Q4.6 — $8,000 at 5% p.a. semi-annual for 3 years

r = 0.05 ÷ 2 = 0.025; n = 3 × 2 = 6. (1.025)⁶ = 1.15969… A = 8,000 × 1.15969 = $9,277.55.

Q4.7 — Loan $6,800 at 8.4% p.a. monthly for 18 months

r = 0.084 ÷ 12 = 0.007; n = 18. (1.007)¹⁸ = 1.13342… A = 6,800 × 1.13342 = $7,707.26.

Q4.8 — $15,000 at 5% p.a. annual for 4 years, interest only

A = 15,000 × (1.05)⁴ = 15,000 × 1.21551 = $18,232.59. I = $18,232.59 − $15,000 = $3,232.59.

Q4.9 — $12,000 at 6% p.a. quarterly for 2 years

r = 0.06 ÷ 4 = 0.015; n = 2 × 4 = 8. (1.015)⁸ = 1.12649… A = 12,000 × 1.12649 = $13,517.91.

Q4.10 — Rule of 72 check

Rule of 72: 72 ÷ 6 = 12 years to double.

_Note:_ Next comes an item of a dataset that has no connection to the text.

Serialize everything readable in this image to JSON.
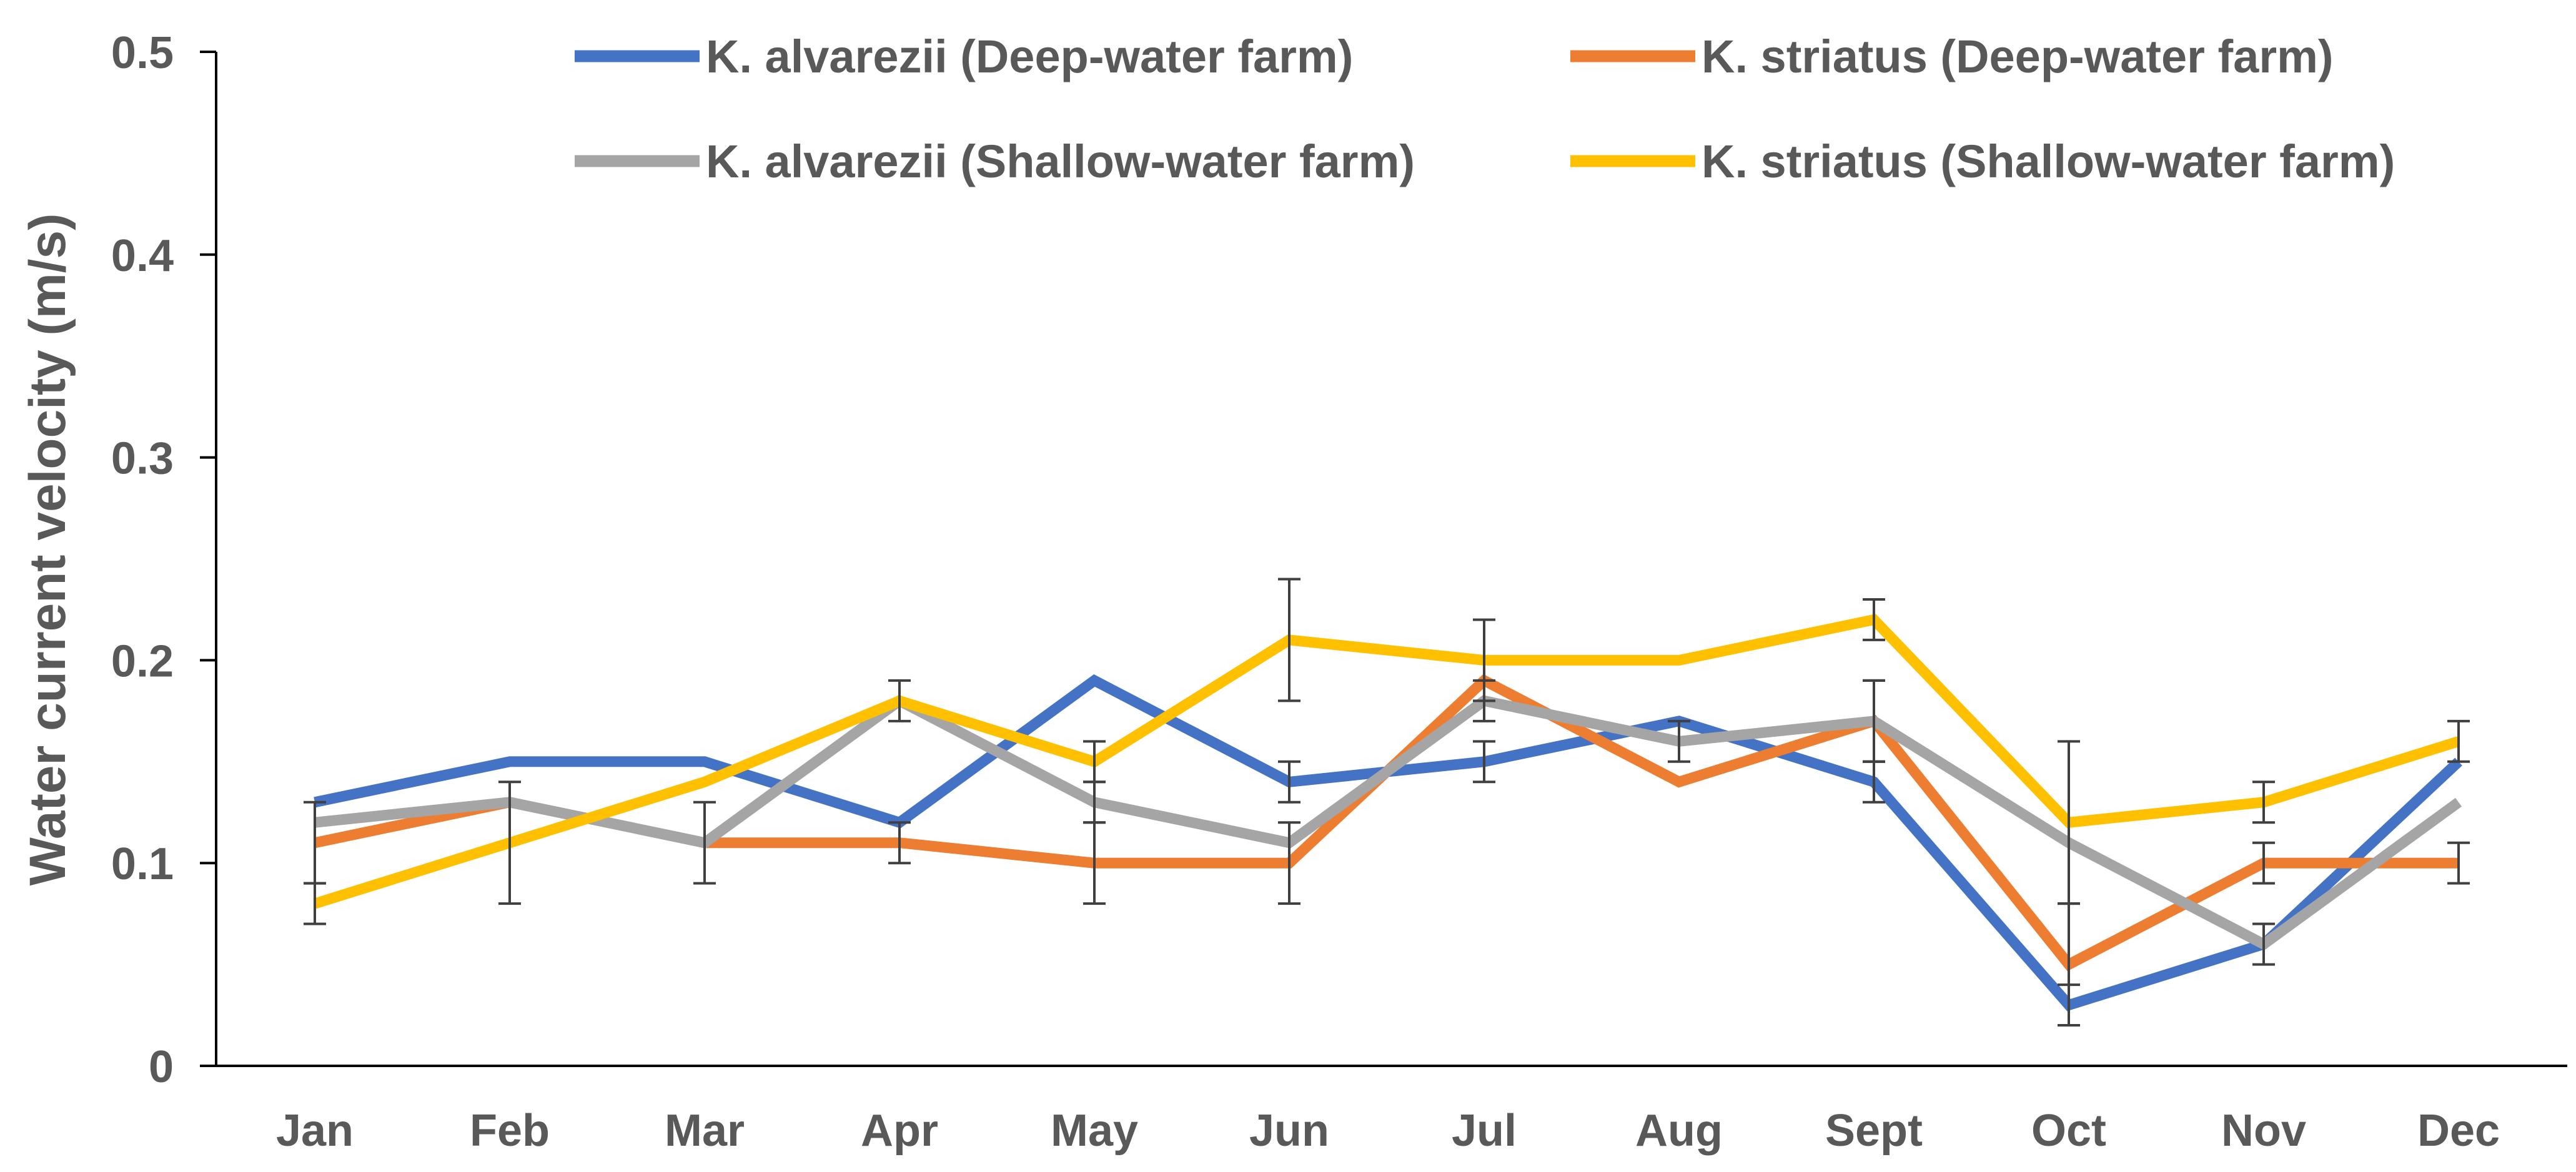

Check: A = 1,000 × (1.06)¹² = 1,000 × 2.012196 = $2,012.20 — slightly more than double, confirming 12 years is about right.

Q4.11 — Simple vs compound on $18,000 at 5.5% for 4 years

Simple: I = 18,000 × 0.055 × 4 = $3,960.00.
Compound: A = 18,000 × (1.055)⁴ = 18,000 × 1.23882 = $22,298.85; I = $22,298.85 − $18,000 = $4,298.85.
Compound earns more by $4,298.85 − $3,960.00 = $338.85.

Q4.12 — Annual vs monthly compounding on $10,000 at 7.2% for 3 years

Annual: (1.072)³ = 1.231925; A = $12,319.25.
Monthly: r = 0.072 ÷ 12 = 0.006; n = 36. (1.006)³⁶ = 1.240122; A = $12,401.22.
Monthly compounding gives more by $12,401.22 − $12,319.25 = $81.97.